The steady creep of bird flu toward the heart of the EU is feeding into consumers' fears about their health and the safety of the bloc's poultry flocks.
Earlier this year, four children died in Turkey, the first ever confirmed deaths of humans due to bird flu outside of Asia. The deaths and the encroachment into the EU's borders makes for a dismal prognosis for poultry processors who face both a narrowing of their supply sources and a fall in consumption demand.
Poultry consumption in Europe was just rebounding after plummeting briefly when avian flu influenza was discovered in flocks in Russia, Ukraine, Romania, and Turkey.
Earlier this week the European Commission reported bird flu had been found in wild birds in Austria, Greece, Italy and Slovenia. Bird flu has also been found outside the EU in Bulgaria and Azerbaijan.
Germany said yesterday two wild swans found on the island of Ruegen in the Baltic Sea were infected with the lethal H5N1 strain of the virus.
In Austria's case tests are being conducted to determine whether the disease is the H5N1 strain, which can be transmitted to humans.
Today the Commission announced two new measures designed to limit the disease had received favourable opinions from member states. A Commission proposal to approve member states' individual surveillance plans for avian influenza, and to provide up to 50 per cent co-funding for the programmes was endorsed by the Standing Committee on the Food Chain and Animal Health earlier today.
The Commission also proposes to suspend the import of untreated feathers from all non-EU countries.
EU countries with bird flu have taken the agreed-upon measures to limit the spread of the disease. All five EU countries have put interim protection measures in place, including the establishment of a three kilometer protection zone around the area where the dead birds were found and a surrounding surveillance zone of 10 km.
In the protection zone, poultry must be kept indoors, movement of poultry is banned except directly to the slaughterhouse, and the dispatch of meat outside the zone is forbidden except under very limited conditions.
In both the protection and surveillance zone, on-farm biosecurity measures must be strengthened, hunting of wild birds is banned and disease awareness of poultry owners and their families must be carried out.
The Standing Committee on the Food and Chain and Animal Health is meeting today and tomorrow to review the situation within the EU.
Other EU governments have also stepped up biosecurity measures to help prevent bird flu from spreading.
Sweden's government has already ordered poultry farmers to keep their livestock indoors to prevent infection. Germany and France are considering whether to force farmers to confine more of their poultry flocks indoors.
Poultry consumption fell by between 30 per cent to 40 per cent in Italy, with lesser falls occurring in other countries the EU's poultry association reported in October and November. Bans on imports of birds from affected countries also cut down the sources of supplies for food manufacturers.
In Spain, the bird flu scare resulted in a short-lived reduction in poultry meat consumption during late October and early November.
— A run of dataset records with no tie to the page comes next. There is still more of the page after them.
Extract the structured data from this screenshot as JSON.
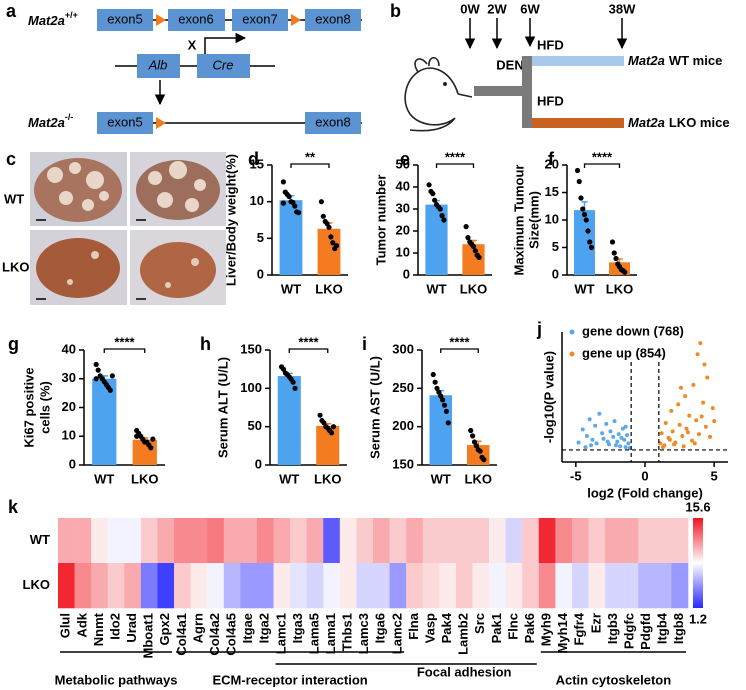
{
  "panel_a": {
    "letter": "a",
    "gene": "Mat2a",
    "wt_genotype": "+/+",
    "ko_genotype": "-/-",
    "exons_wt": [
      "exon5",
      "exon6",
      "exon7",
      "exon8"
    ],
    "exons_ko": [
      "exon5",
      "exon8"
    ],
    "block": "X",
    "promoter": "Alb",
    "recombinase": "Cre"
  },
  "panel_b": {
    "letter": "b",
    "timepoints": [
      "0W",
      "2W",
      "6W",
      "38W"
    ],
    "treatments": [
      "DEN",
      "HFD",
      "HFD"
    ],
    "gene": "Mat2a",
    "wt_group": "WT mice",
    "lko_group": "LKO mice"
  },
  "panel_c": {
    "letter": "c",
    "rows": [
      "WT",
      "LKO"
    ]
  },
  "chart_data": [
    {
      "type": "bar",
      "panel": "d",
      "ylabel": "Liver/Body weight(%)",
      "categories": [
        "WT",
        "LKO"
      ],
      "values": [
        10.2,
        6.3
      ],
      "errors": [
        0.6,
        0.8
      ],
      "points": [
        [
          12.7,
          11.3,
          11,
          10.7,
          10,
          9.9,
          9.4,
          8.6,
          8.5,
          9.8
        ],
        [
          10,
          8,
          7.3,
          7,
          6.5,
          5.2,
          4.4,
          3.6,
          4.0
        ]
      ],
      "colors": [
        "#4da3ef",
        "#f47b20"
      ],
      "ylim": [
        0,
        15
      ],
      "yticks": [
        0,
        5,
        10,
        15
      ],
      "significance": "**"
    },
    {
      "type": "bar",
      "panel": "e",
      "ylabel": "Tumor number",
      "categories": [
        "WT",
        "LKO"
      ],
      "values": [
        32,
        14
      ],
      "errors": [
        1.8,
        1.7
      ],
      "points": [
        [
          41,
          38,
          37,
          34,
          32,
          31,
          30,
          27,
          25
        ],
        [
          22,
          17,
          15,
          14,
          13,
          11,
          9,
          8
        ]
      ],
      "colors": [
        "#4da3ef",
        "#f47b20"
      ],
      "ylim": [
        0,
        50
      ],
      "yticks": [
        0,
        10,
        20,
        30,
        40,
        50
      ],
      "significance": "****"
    },
    {
      "type": "bar",
      "panel": "f",
      "ylabel": [
        "Maximum Tumour",
        "Size(mm)"
      ],
      "categories": [
        "WT",
        "LKO"
      ],
      "values": [
        11.8,
        2.3
      ],
      "errors": [
        1.5,
        0.6
      ],
      "points": [
        [
          19,
          17,
          14,
          12,
          11,
          10,
          8,
          6,
          5
        ],
        [
          6,
          4,
          3,
          2,
          1.5,
          1,
          0.8,
          0.5
        ]
      ],
      "colors": [
        "#4da3ef",
        "#f47b20"
      ],
      "ylim": [
        0,
        20
      ],
      "yticks": [
        0,
        5,
        10,
        15,
        20
      ],
      "significance": "****"
    },
    {
      "type": "bar",
      "panel": "g",
      "ylabel": [
        "Ki67 positive",
        "cells (%)"
      ],
      "categories": [
        "WT",
        "LKO"
      ],
      "values": [
        30,
        8.8
      ],
      "errors": [
        1,
        0.6
      ],
      "points": [
        [
          35,
          33,
          31,
          30,
          29,
          28,
          27,
          26,
          31,
          30
        ],
        [
          12,
          11,
          10,
          9,
          8,
          8,
          7,
          6,
          9,
          10
        ]
      ],
      "colors": [
        "#4da3ef",
        "#f47b20"
      ],
      "ylim": [
        0,
        40
      ],
      "yticks": [
        0,
        10,
        20,
        30,
        40
      ],
      "significance": "****"
    },
    {
      "type": "bar",
      "panel": "h",
      "ylabel": "Serum ALT (U/L)",
      "categories": [
        "WT",
        "LKO"
      ],
      "values": [
        116,
        51
      ],
      "errors": [
        3.5,
        2.8
      ],
      "points": [
        [
          128,
          125,
          120,
          118,
          115,
          112,
          108,
          100
        ],
        [
          65,
          58,
          55,
          50,
          48,
          45,
          42,
          50
        ]
      ],
      "colors": [
        "#4da3ef",
        "#f47b20"
      ],
      "ylim": [
        0,
        150
      ],
      "yticks": [
        0,
        50,
        100,
        150
      ],
      "significance": "****"
    },
    {
      "type": "bar",
      "panel": "i",
      "ylabel": "Serum AST (U/L)",
      "categories": [
        "WT",
        "LKO"
      ],
      "values": [
        241,
        176
      ],
      "errors": [
        6,
        5
      ],
      "points": [
        [
          268,
          258,
          250,
          245,
          240,
          235,
          228,
          220,
          205
        ],
        [
          195,
          188,
          180,
          175,
          170,
          168,
          160,
          157
        ]
      ],
      "colors": [
        "#4da3ef",
        "#f47b20"
      ],
      "ylim": [
        150,
        300
      ],
      "yticks": [
        150,
        200,
        250,
        300
      ],
      "significance": "****"
    },
    {
      "type": "scatter",
      "panel": "j",
      "xlabel": "log2 (Fold change)",
      "ylabel": "-log10(P value)",
      "xlim": [
        -6,
        6
      ],
      "ylim": [
        0,
        14
      ],
      "xticks": [
        -5,
        0,
        5
      ],
      "vlines": [
        -1,
        1
      ],
      "hline": 1.3,
      "series": [
        {
          "name": "gene down (768)",
          "color": "#5ca8e8",
          "x": [
            -4.8,
            -4.5,
            -4.2,
            -4,
            -3.8,
            -3.6,
            -3.5,
            -3.3,
            -3.1,
            -3,
            -2.8,
            -2.6,
            -2.5,
            -2.3,
            -2.2,
            -2,
            -1.9,
            -1.8,
            -1.6,
            -1.5,
            -1.4,
            -1.3,
            -1.2,
            -1.1,
            -3.9,
            -2.7,
            -1.7,
            -4.3,
            -2.1,
            -1.4
          ],
          "values": [
            2.1,
            3.5,
            2.8,
            4.6,
            2.4,
            3.9,
            2.0,
            5.2,
            3.1,
            2.5,
            4.1,
            1.9,
            3.3,
            2.7,
            4.4,
            2.2,
            3.0,
            1.7,
            3.6,
            2.4,
            1.6,
            2.9,
            2.0,
            1.5,
            1.8,
            2.2,
            2.6,
            1.6,
            1.8,
            3.8
          ]
        },
        {
          "name": "gene up (854)",
          "color": "#f08a24",
          "x": [
            1.1,
            1.2,
            1.4,
            1.5,
            1.7,
            1.9,
            2.0,
            2.2,
            2.4,
            2.5,
            2.7,
            2.9,
            3.0,
            3.2,
            3.4,
            3.5,
            3.7,
            3.9,
            4.0,
            4.2,
            4.4,
            4.5,
            4.7,
            4.9,
            5.0,
            1.3,
            2.1,
            2.8,
            3.6,
            4.3,
            1.8,
            3.1,
            3.8,
            2.6,
            4.1
          ],
          "values": [
            2.0,
            3.1,
            1.8,
            4.2,
            2.6,
            5.5,
            3.3,
            2.1,
            6.2,
            4.0,
            2.8,
            7.1,
            3.6,
            5.0,
            2.3,
            8.3,
            4.5,
            3.0,
            12.8,
            6.4,
            3.8,
            9.1,
            2.7,
            5.8,
            4.4,
            1.6,
            1.9,
            1.7,
            2.0,
            10.5,
            2.4,
            3.2,
            11.6,
            8.0,
            4.9
          ]
        }
      ]
    },
    {
      "type": "heatmap",
      "panel": "k",
      "rows": [
        "WT",
        "LKO"
      ],
      "columns": [
        "Glul",
        "Adk",
        "Nnmt",
        "Ido2",
        "Urad",
        "Mboat1",
        "Gpx2",
        "Col4a1",
        "Agrn",
        "Col4a2",
        "Col4a5",
        "Itgae",
        "Itga2",
        "Lamc1",
        "Itga3",
        "Lama5",
        "Lama1",
        "Thbs1",
        "Lamc3",
        "Itga6",
        "Lamc2",
        "Flna",
        "Vasp",
        "Pak4",
        "Lamb2",
        "Src",
        "Pak1",
        "Flnc",
        "Pak6",
        "Myh9",
        "Myh14",
        "Fgfr4",
        "Ezr",
        "Itgb3",
        "Pdgfc",
        "Pdgfd",
        "Itgb4",
        "Itgb8"
      ],
      "values": [
        [
          11,
          11,
          9,
          8,
          8,
          10,
          11,
          12,
          12,
          12.5,
          11,
          11,
          12,
          11,
          10,
          11,
          3,
          9,
          10,
          11,
          10,
          11,
          10,
          10,
          10,
          10,
          9,
          7,
          10,
          15,
          12,
          11,
          10,
          11,
          11,
          10,
          10,
          10
        ],
        [
          15,
          12,
          11,
          10,
          11,
          4,
          2,
          10,
          9,
          8,
          6,
          5,
          5,
          9,
          7.5,
          7,
          8,
          9,
          7,
          7,
          5,
          10,
          9.5,
          9,
          10,
          9,
          8,
          9,
          10,
          12,
          8,
          7,
          9,
          7,
          7,
          6,
          6,
          5
        ]
      ],
      "clim": [
        1.2,
        15.6
      ],
      "cticks": [
        15.6,
        1.2
      ],
      "groups": [
        "Metabolic pathways",
        "ECM-receptor interaction",
        "Focal adhesion",
        "Actin cytoskeleton"
      ]
    }
  ]
}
By the third week of November poultry consumption had rebounded to top that of the previous year by 13 per cent, the Spanish government said.
Early warning measures are in place in all member states to ensure quick detection of the disease, both in domestic and wild birds.
Contingency plans call for the rapid control and eradication of avian influenza should it occur in poultry farms.
Slovenia has also imposed controls after authorities a dead swan also tested positive near the country's border with Austria. Azerbaijan said on Friday it had also discovered the H5N1 strain in wild birds on the Caspian Sea. Azerbaijan has borders with Turkey, Russia, Iran, Armenia and Georgia.
Now H5N1 avian influenza is in Eastern Europe, the Mediterranean, the Middle East and Africa, along with its original starting point in east Asia. The disease has led to the culling of millions of poultry.
Four people have died of the disease in the country so far, the first ocurrances of the human form of H5N1 infection outside of Asia. Last month the European Union banned live animals and animal products from Northern Cyprus after H5N1 was detected in wild birds on the island.
Since the latest outbreak began in December 2003, avian flu has killed more than 80 people in four Southeast Asian countries and killed or led to culling of an estimated 200 million birds across the region and in Turkey and Russia.
Poultry sales in Turkey have dropped by 70 per cent since bird flu was reported in humans earlier this month, according to a report in Turkey's Hurriyet newspaper. Kemal Akman, head of the union of poultry producers, is quoted as saying the industry would suffer losses amounting to $30 million per month.
Indonesia vaccinated 114 million poultry against avian flu with traditionally made vaccine in 2004.
The Food and Agriculture Organisation (FAO) has warned that the virus could become entrenched in the Black Sea, Caucasus and Near East regions through trade and movement of people and animals and it could be further spread by migratory birds particularly coming from Africa in the spring.
"Fighting the avian influenza virus in animals is the most effective and cost-effective way to reduce the likelihood of H5N1 mutating or reassorting to cause a human flu pandemic," the FAO stated. "Containing bird flu in domestic animals - mostly chickens and ducks - will significantly reduce the risk to humans. Avian influenza should not only be considered as a human health issue, but as a human and animal health issue."